According to Steve Moore of Vista Consulting, the problem with implementing proactive measures like training “is getting managers to pay for them.”

“Entrepreneurs are by nature gamblers,” Moore said.

Many smaller businesses will look at even a $5,000 expenditure on training and choose instead to invest that money elsewhere because they see a hack as unlikely, he said.

Moore said many companies only hear about large hacks in the news like those perpetrated against Target and Capital One. But hacks can happen to any company.

He said strong defenses can be expensive but encouraged businesses to purchase what training they can afford.

One of the more obvious, cheaper ways of hardening your business against hackers is also simple: your password.

Moore recommended using computer settings that require a periodic change of each employee password while not letting them reuse old ones and calling for a certain level of complexity.

He said the “single-sign-on movement” offered by companies such as Okta allows users to remember only one longer password that gives them access to their larger cache of passwords. Employees don’t have to remember multiple code words.

But Moore noted even this defense has its limits.

“It’s a threat because it’s a single point of failure,” he said. noting that if the main password is hacked into, a bad actor has access to a trove of other password data.

Scott Schulze of Fusion Technology Solutions LLC in Healdsburg said long passwords with numbers, letters and special characters are particularly difficult to guess. Programs like LastPass can also encrypt passwords and store them online for added security, although they too are not immune to intrusion.

Schulze said customer information, including passwords, from hacks of large companies like Capital One can be purchased illegally on the so-called “dark web,” an unregulated anonymous portion of the internet. Frequently changing a password or making it more complex can help to mitigate the risk from these breaches.

During the North Bay Cybersecurity Summit for Business last month, Ryan Donham, director of information technology at Empire College in Santa Rosa, demonstrated another threat — phones that can be accessed remotely even when they appear to be off, allowing hackers to use its camera and microphones to spy on its owner and those around them.

Experts said while this kind of corporate espionage is possible, it is not common in the their every day work. What is more of a threat is personal devices without the proper security software being connected to a company network and being hacked to access company data.

Even companies with “firewall” protection for data from external intrusion can see weak points like unprotected devices be exploited.

“Bringing personal devices behind the firewall is problematic,” Jaffe of Top Speed said. Creating a guest wireless network for personal devices and devices not owned by the company is an ideal way of ensuring that unauthorized devices aren’t linked to a company network according to Moore of Vista.

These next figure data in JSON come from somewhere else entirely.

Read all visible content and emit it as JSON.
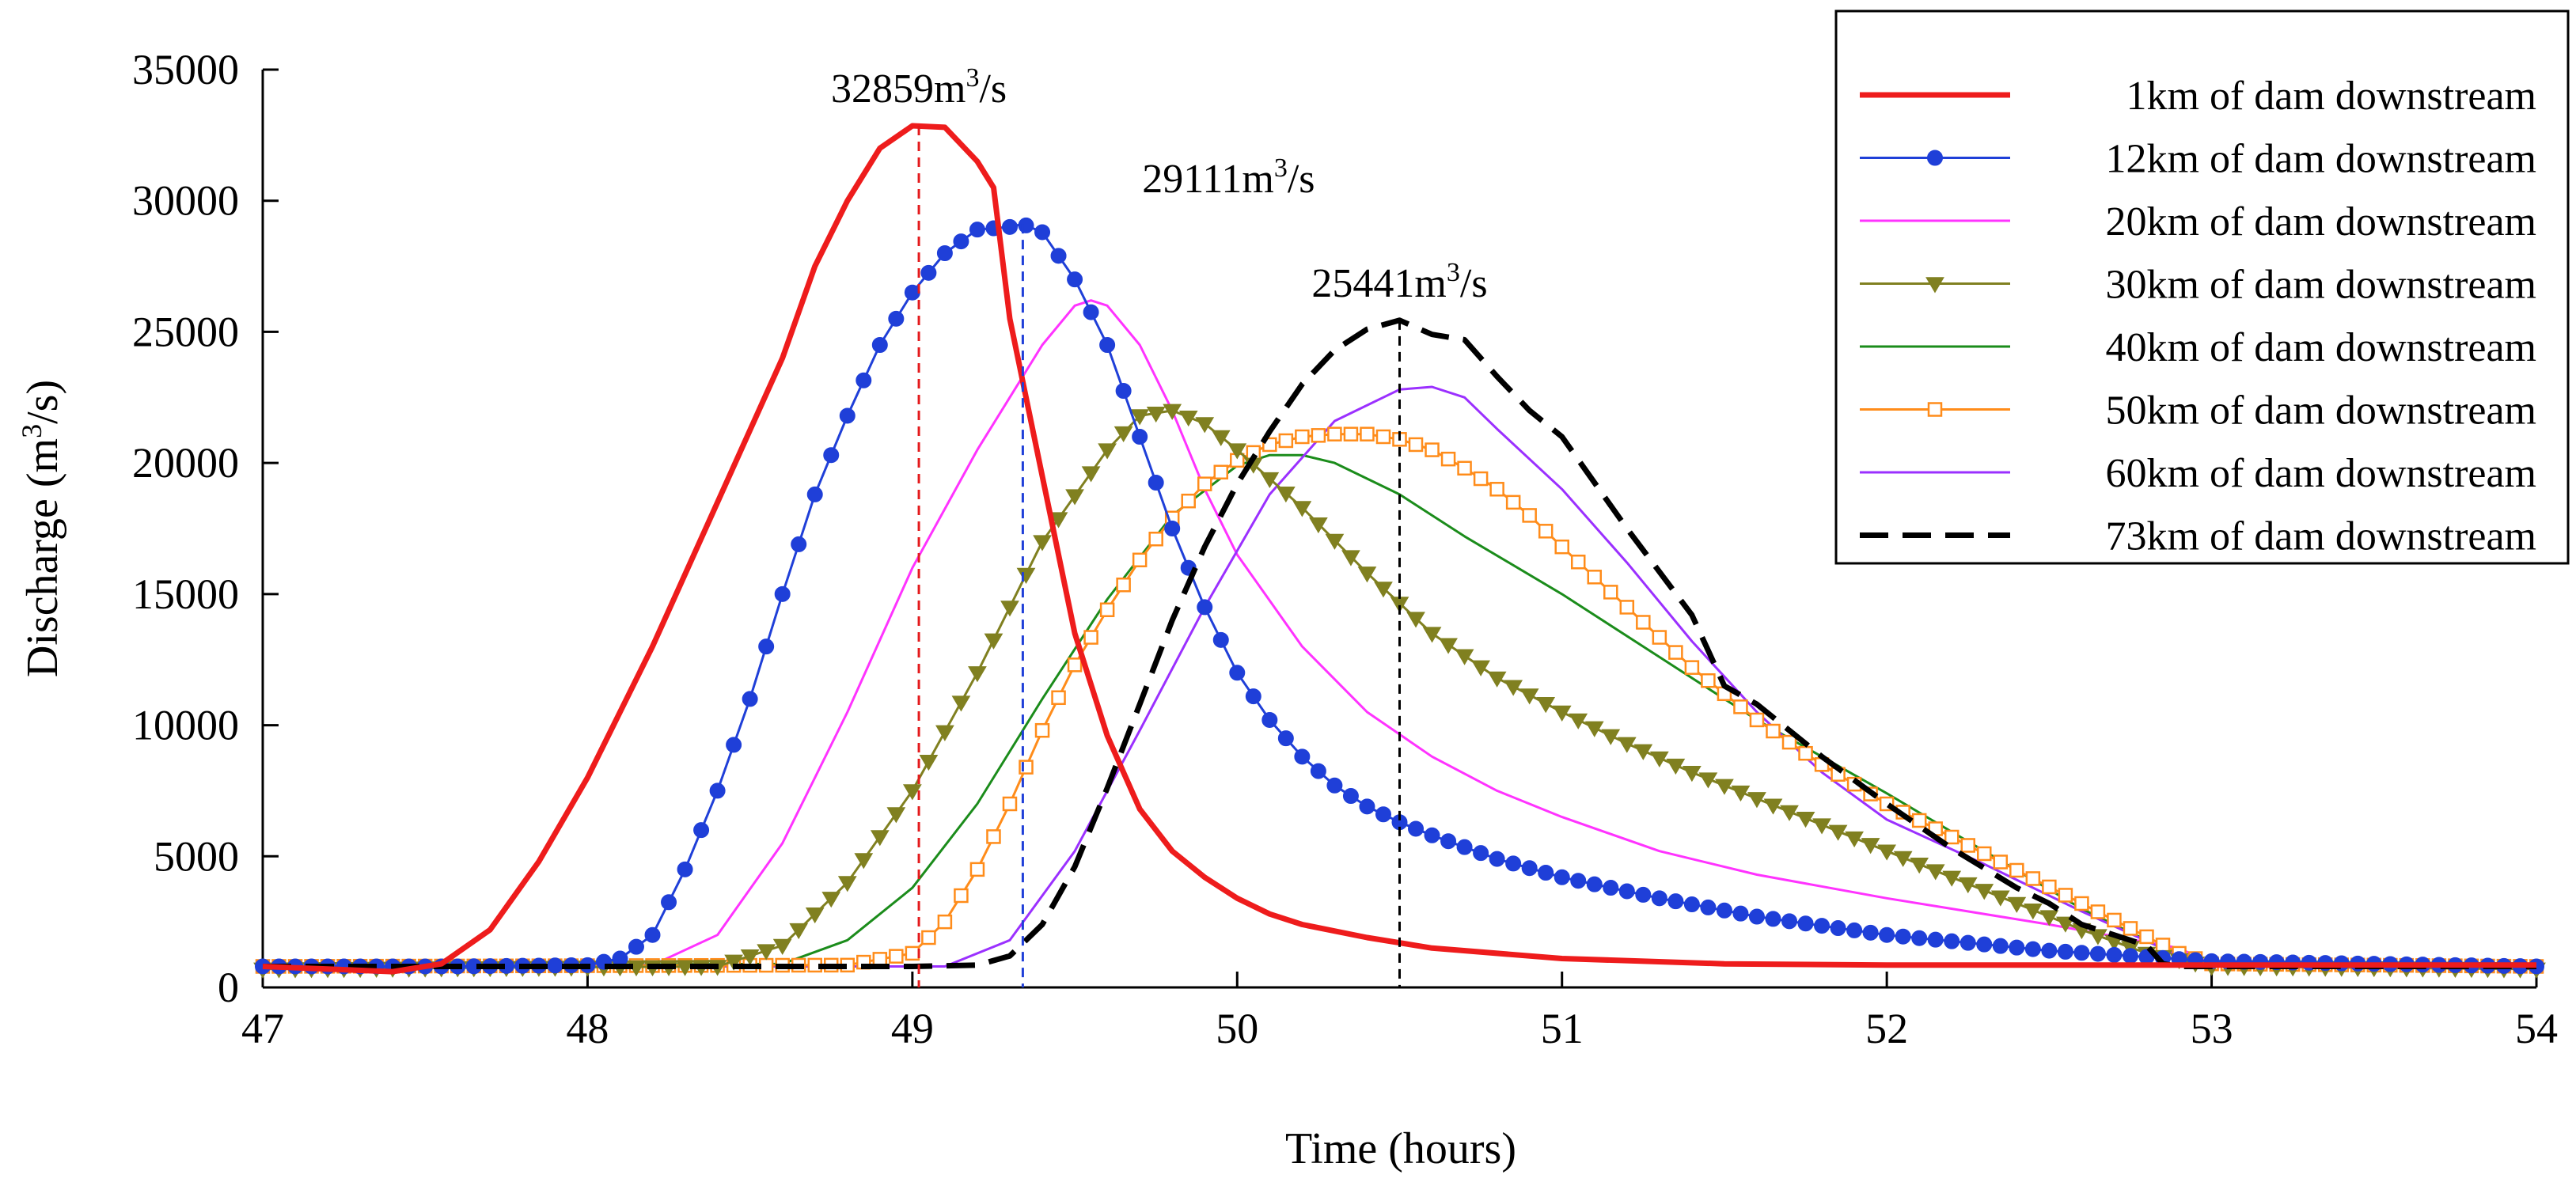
{
  "chart_data": {
    "type": "line",
    "xlabel": "Time (hours)",
    "ylabel_main": "Discharge (m",
    "ylabel_sup": "3",
    "ylabel_tail": "/s)",
    "xlim": [
      47,
      54
    ],
    "ylim": [
      0,
      35000
    ],
    "xticks": [
      47,
      48,
      49,
      50,
      51,
      52,
      53,
      54
    ],
    "yticks": [
      0,
      5000,
      10000,
      15000,
      20000,
      25000,
      30000,
      35000
    ],
    "grid": false,
    "legend_position": "top-right",
    "annotations": [
      {
        "x": 49.02,
        "y": 32859,
        "main": "32859m",
        "sup": "3",
        "tail": "/s",
        "color": "#e41a1c"
      },
      {
        "x": 49.34,
        "y": 29111,
        "main": "29111m",
        "sup": "3",
        "tail": "/s",
        "color": "#1f3fd8"
      },
      {
        "x": 50.5,
        "y": 25441,
        "main": "25441m",
        "sup": "3",
        "tail": "/s",
        "color": "#000000"
      }
    ],
    "series": [
      {
        "name": "1km of dam downstream",
        "color": "#ee1c1c",
        "marker": "none",
        "dash": "solid",
        "stroke": "thick",
        "x": [
          47,
          47.2,
          47.4,
          47.55,
          47.7,
          47.85,
          48,
          48.2,
          48.4,
          48.6,
          48.7,
          48.8,
          48.9,
          49.0,
          49.1,
          49.2,
          49.25,
          49.3,
          49.4,
          49.5,
          49.6,
          49.7,
          49.8,
          49.9,
          50.0,
          50.1,
          50.2,
          50.4,
          50.6,
          51.0,
          51.5,
          52.0,
          53.0,
          54.0
        ],
        "y": [
          800,
          700,
          600,
          900,
          2200,
          4800,
          8000,
          13000,
          18500,
          24000,
          27500,
          30000,
          32000,
          32859,
          32800,
          31500,
          30500,
          25500,
          19500,
          13500,
          9600,
          6800,
          5200,
          4200,
          3400,
          2800,
          2400,
          1900,
          1500,
          1100,
          900,
          850,
          850,
          850
        ]
      },
      {
        "name": "12km of dam downstream",
        "color": "#1f3fd8",
        "marker": "circle",
        "dash": "solid",
        "stroke": "thin",
        "x": [
          47,
          47.6,
          48.0,
          48.1,
          48.2,
          48.3,
          48.4,
          48.5,
          48.6,
          48.7,
          48.8,
          48.9,
          49.0,
          49.1,
          49.2,
          49.3,
          49.34,
          49.4,
          49.5,
          49.6,
          49.7,
          49.8,
          49.9,
          50.0,
          50.1,
          50.2,
          50.3,
          50.4,
          50.5,
          50.6,
          50.8,
          51.0,
          51.3,
          51.6,
          52.0,
          52.5,
          53.0,
          54.0
        ],
        "y": [
          800,
          800,
          850,
          1100,
          2000,
          4500,
          7500,
          11000,
          15000,
          18800,
          21800,
          24500,
          26500,
          28000,
          28900,
          29000,
          29111,
          28800,
          27000,
          24500,
          21000,
          17500,
          14500,
          12000,
          10200,
          8800,
          7700,
          6900,
          6300,
          5800,
          4900,
          4200,
          3400,
          2700,
          2000,
          1400,
          1000,
          800
        ]
      },
      {
        "name": "20km of dam downstream",
        "color": "#ff33ff",
        "marker": "none",
        "dash": "solid",
        "stroke": "thin",
        "x": [
          47,
          48.2,
          48.4,
          48.6,
          48.8,
          49.0,
          49.2,
          49.4,
          49.5,
          49.55,
          49.6,
          49.7,
          49.8,
          49.9,
          50.0,
          50.2,
          50.4,
          50.6,
          50.8,
          51.0,
          51.3,
          51.6,
          52.0,
          52.5,
          52.9,
          53.0,
          54.0
        ],
        "y": [
          800,
          850,
          2000,
          5500,
          10500,
          16000,
          20500,
          24500,
          26000,
          26200,
          26000,
          24500,
          22000,
          19000,
          16500,
          13000,
          10500,
          8800,
          7500,
          6500,
          5200,
          4300,
          3400,
          2400,
          1500,
          900,
          800
        ]
      },
      {
        "name": "30km of dam downstream",
        "color": "#808020",
        "marker": "triangle",
        "dash": "solid",
        "stroke": "thin",
        "x": [
          47,
          48.4,
          48.6,
          48.8,
          49.0,
          49.2,
          49.4,
          49.6,
          49.7,
          49.8,
          49.9,
          50.0,
          50.2,
          50.4,
          50.6,
          50.8,
          51.0,
          51.2,
          51.4,
          51.6,
          51.8,
          52.0,
          52.2,
          52.4,
          52.6,
          52.8,
          53.0,
          54.0
        ],
        "y": [
          700,
          800,
          1600,
          4000,
          7500,
          12000,
          17000,
          20500,
          21800,
          22000,
          21500,
          20500,
          18300,
          15800,
          13500,
          11800,
          10500,
          9300,
          8200,
          7200,
          6200,
          5200,
          4200,
          3200,
          2200,
          1300,
          800,
          700
        ]
      },
      {
        "name": "40km of dam downstream",
        "color": "#1b8c1b",
        "marker": "none",
        "dash": "solid",
        "stroke": "thin",
        "x": [
          47,
          48.6,
          48.8,
          49.0,
          49.2,
          49.4,
          49.6,
          49.8,
          50.0,
          50.1,
          50.2,
          50.3,
          50.5,
          50.7,
          51.0,
          51.3,
          51.6,
          52.0,
          52.3,
          52.6,
          52.9,
          53.0,
          54.0
        ],
        "y": [
          800,
          900,
          1800,
          3800,
          7000,
          11000,
          14800,
          18000,
          19900,
          20300,
          20300,
          20000,
          18800,
          17200,
          15000,
          12600,
          10200,
          7400,
          5200,
          3000,
          1200,
          900,
          800
        ]
      },
      {
        "name": "50km of dam downstream",
        "color": "#ff8c1a",
        "marker": "square",
        "dash": "solid",
        "stroke": "thin",
        "x": [
          47,
          48.8,
          49.0,
          49.1,
          49.2,
          49.3,
          49.4,
          49.5,
          49.6,
          49.7,
          49.8,
          49.9,
          50.0,
          50.1,
          50.2,
          50.3,
          50.4,
          50.5,
          50.6,
          50.7,
          50.8,
          50.9,
          51.0,
          51.2,
          51.4,
          51.6,
          51.8,
          52.0,
          52.3,
          52.6,
          52.9,
          53.0,
          54.0
        ],
        "y": [
          800,
          850,
          1300,
          2500,
          4500,
          7000,
          9800,
          12300,
          14400,
          16300,
          17900,
          19200,
          20100,
          20700,
          21000,
          21100,
          21100,
          20900,
          20500,
          19800,
          19000,
          18000,
          16800,
          14500,
          12200,
          10200,
          8500,
          7000,
          5100,
          3200,
          1300,
          900,
          800
        ]
      },
      {
        "name": "60km of dam downstream",
        "color": "#9b30ff",
        "marker": "none",
        "dash": "solid",
        "stroke": "thin",
        "x": [
          47,
          49.1,
          49.3,
          49.5,
          49.7,
          49.9,
          50.1,
          50.3,
          50.5,
          50.6,
          50.7,
          50.8,
          51.0,
          51.2,
          51.4,
          51.6,
          51.8,
          52.0,
          52.3,
          52.6,
          52.9,
          53.0,
          54.0
        ],
        "y": [
          800,
          800,
          1800,
          5200,
          9800,
          14500,
          18800,
          21600,
          22800,
          22900,
          22500,
          21300,
          19000,
          16200,
          13200,
          10500,
          8200,
          6400,
          4700,
          2900,
          1200,
          900,
          800
        ]
      },
      {
        "name": "73km of dam downstream",
        "color": "#000000",
        "marker": "none",
        "dash": "dashed",
        "stroke": "thick",
        "x": [
          47,
          49.0,
          49.2,
          49.3,
          49.4,
          49.5,
          49.6,
          49.7,
          49.8,
          49.9,
          50.0,
          50.1,
          50.2,
          50.3,
          50.4,
          50.5,
          50.6,
          50.7,
          50.8,
          50.9,
          51.0,
          51.2,
          51.4,
          51.5,
          51.6,
          51.8,
          52.0,
          52.2,
          52.4,
          52.5,
          52.6,
          52.8,
          52.85,
          52.9,
          53.0,
          54.0
        ],
        "y": [
          800,
          800,
          850,
          1200,
          2400,
          4600,
          7600,
          10800,
          14000,
          16800,
          19200,
          21200,
          23000,
          24300,
          25100,
          25441,
          24900,
          24700,
          23300,
          22000,
          21000,
          17500,
          14200,
          11500,
          10800,
          8800,
          7000,
          5300,
          3800,
          3200,
          2400,
          1600,
          900,
          800,
          800,
          800
        ]
      }
    ]
  }
}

The damage from a network compromised by malicious software can be a hacker destroying all the data on a company server or holding it for ransom until a fee is paid.

To back up data, Moore said some specialists recommend backing up to tapes daily. But that process is cumbersome.

Rather than do that, he suggests using the “air gap” strategy, where a company backs up its server and then puts that backed up information in another digital location so that it is not accessible through the company’s central server.

Cost is always a factor in paying outside companies to consult and build these kinds of protected systems. Moore stressed that one way of keeping costs down and security is up is to realize that the newest products are not necessarily the best or the most secure.

“Because of the illusion that all new information technology is better somehow, consumers and managers crave new features,” Moore wrote in an email. “Industry responds to and feeds that illusion, producing ever more complex, feature-laden technology at an ever-faster pace—all at the expense of security, privacy, reliability, and productivity.”

“Occasionally we need to ‘just say no’ to being overloaded by the unbridled pace of low- or no-value new technology and focus on using technology with discerning wisdom.”